Business Booms for Dormitory Operator as Colleges Farm Out Housing
This article is from the archive of The New York Sun before the launch of its new website in 2022. The Sun has neither altered nor updated such articles but will seek to correct any errors, mis-categorizations or other problems introduced during transfer.
As enrollments swell to record highs at New York City’s colleges and universities, a private operator of dormitories is reeling in new business.
The nonprofit, New York-based Educational Housing Services has been experiencing a rapid growth in interest recently and is planning to more than double the number of beds it operates to about 7,000 over the next three years. Founded two decades ago, the organization’s recent rise is an emblem of a broader trend among the city’s colleges and universities, as the institutions feel pressure to expand at the very time the city’s real estate prices are at a high point.

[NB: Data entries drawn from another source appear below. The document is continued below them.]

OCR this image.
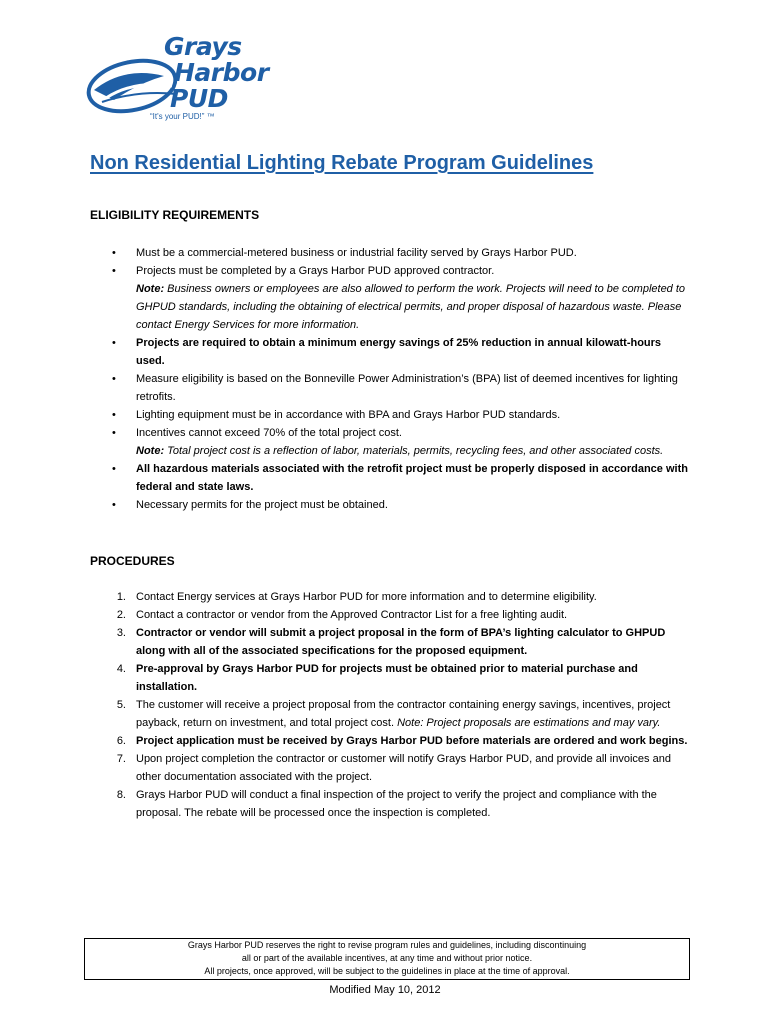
Grays
Harbor
PUD
“It's your PUD!” ™
Non Residential Lighting Rebate Program Guidelines
ELIGIBILITY REQUIREMENTS
• Must be a commercial-metered business or industrial facility served by Grays Harbor PUD.
• Projects must be completed by a Grays Harbor PUD approved contractor.
Note: Business owners or employees are also allowed to perform the work. Projects will need to be completed to GHPUD standards, including the obtaining of electrical permits, and proper disposal of hazardous waste. Please contact Energy Services for more information.
• Projects are required to obtain a minimum energy savings of 25% reduction in annual kilowatt-hours used.
• Measure eligibility is based on the Bonneville Power Administration’s (BPA) list of deemed incentives for lighting retrofits.
• Lighting equipment must be in accordance with BPA and Grays Harbor PUD standards.
• Incentives cannot exceed 70% of the total project cost.
Note: Total project cost is a reflection of labor, materials, permits, recycling fees, and other associated costs.
• All hazardous materials associated with the retrofit project must be properly disposed in accordance with federal and state laws.
• Necessary permits for the project must be obtained.
PROCEDURES
1. Contact Energy services at Grays Harbor PUD for more information and to determine eligibility.
2. Contact a contractor or vendor from the Approved Contractor List for a free lighting audit.
3. Contractor or vendor will submit a project proposal in the form of BPA’s lighting calculator to GHPUD along with all of the associated specifications for the proposed equipment.
4. Pre-approval by Grays Harbor PUD for projects must be obtained prior to material purchase and installation.
5. The customer will receive a project proposal from the contractor containing energy savings, incentives, project payback, return on investment, and total project cost. Note: Project proposals are estimations and may vary.
6. Project application must be received by Grays Harbor PUD before materials are ordered and work begins.
7. Upon project completion the contractor or customer will notify Grays Harbor PUD, and provide all invoices and other documentation associated with the project.
8. Grays Harbor PUD will conduct a final inspection of the project to verify the project and compliance with the proposal. The rebate will be processed once the inspection is completed.
Grays Harbor PUD reserves the right to revise program rules and guidelines, including discontinuing
all or part of the available incentives, at any time and without prior notice.
All projects, once approved, will be subject to the guidelines in place at the time of approval.
Modified May 10, 2012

When the organization’s president, George Scott, started the company, the real estate market was weak, allowing him to lease vacant buildings from developers at low costs and in turn contract out the rooms to local universities. One project gradually led to another, Mr. Scott said, and he now leases dormitory space to colleges throughout Manhattan. Students usually enroll in the space through their university, though the operators of the dormitories often are provided by Educational Housing Services.
In the late summer, the organization opened a 600-student dormitory downtown leased by Pace University, and Mr. Scott said he plans to open more than 4,000 beds in three buildings between 2008 and 2010. While Mr. Scott would not name the prospective tenants in his newest projects, his organization’s existing clients include St. Francis College, the School of Visual Arts, and the New York Institute of Technology, among others.
“People kept hearing about us, and our appetite seems to be undiminished,” Mr. Scott said. “Virtually every school with us is asking for more beds each year.”
Fueling the rise of Educational Housing Services are two factors, Mr. Scott said: the rising enrollments of universities and colleges citywide and students’ growing desire to live in residence halls.
Just about every major university in the city seems to be increasing their ranks of students in the coming years, responding to an increased demand by prospective students to live in New York City. Fordham University is seeking to grow the population at its Lincoln Center campus by 2,500, to 10,500; New York University’s long-term plan calls for 1,000 new students locally; and the City University of New York has reported record high enrollments for the past eight years and now claims 230,000 students citywide.
“The decline of crime made the city available to everybody again,” a professor at Cooper Union, Fred Siegel, said. With a safer image nationally, coupled with what Mr. Siegel calls a host of “aggressive, effective presidents” of universities, the city is increasingly becoming a college town, he said.
The New York State Education Department reports that more than 475,000 full- and part-time students receiving school credits were enrolled at colleges and universities in the five boroughs last fall, up from 417,000 in 2000.
While dormitory housing is expensive — two semesters at Pace University’s new downtown dormitory cost about $15,000, according to the university — a tight rental market and a greater interest in living in a controlled college environment are heightening the demand for campus housing.
With the price of new buildings at an all-time high, many are turning to space that can be leased, either through Educational Housing Services or independently, a financial decision that requires a much smaller initial investment.
“The market and demand for student housing continues to grow, and our enrollment was growing,” a vice president at Pace University, Rick Whitfield, said of the school’s decision to lease the new downtown space with Educational Housing Services. “It’s a matter of debt capacity and financial resources, and for us, the economics worked for us to lease versus buy.”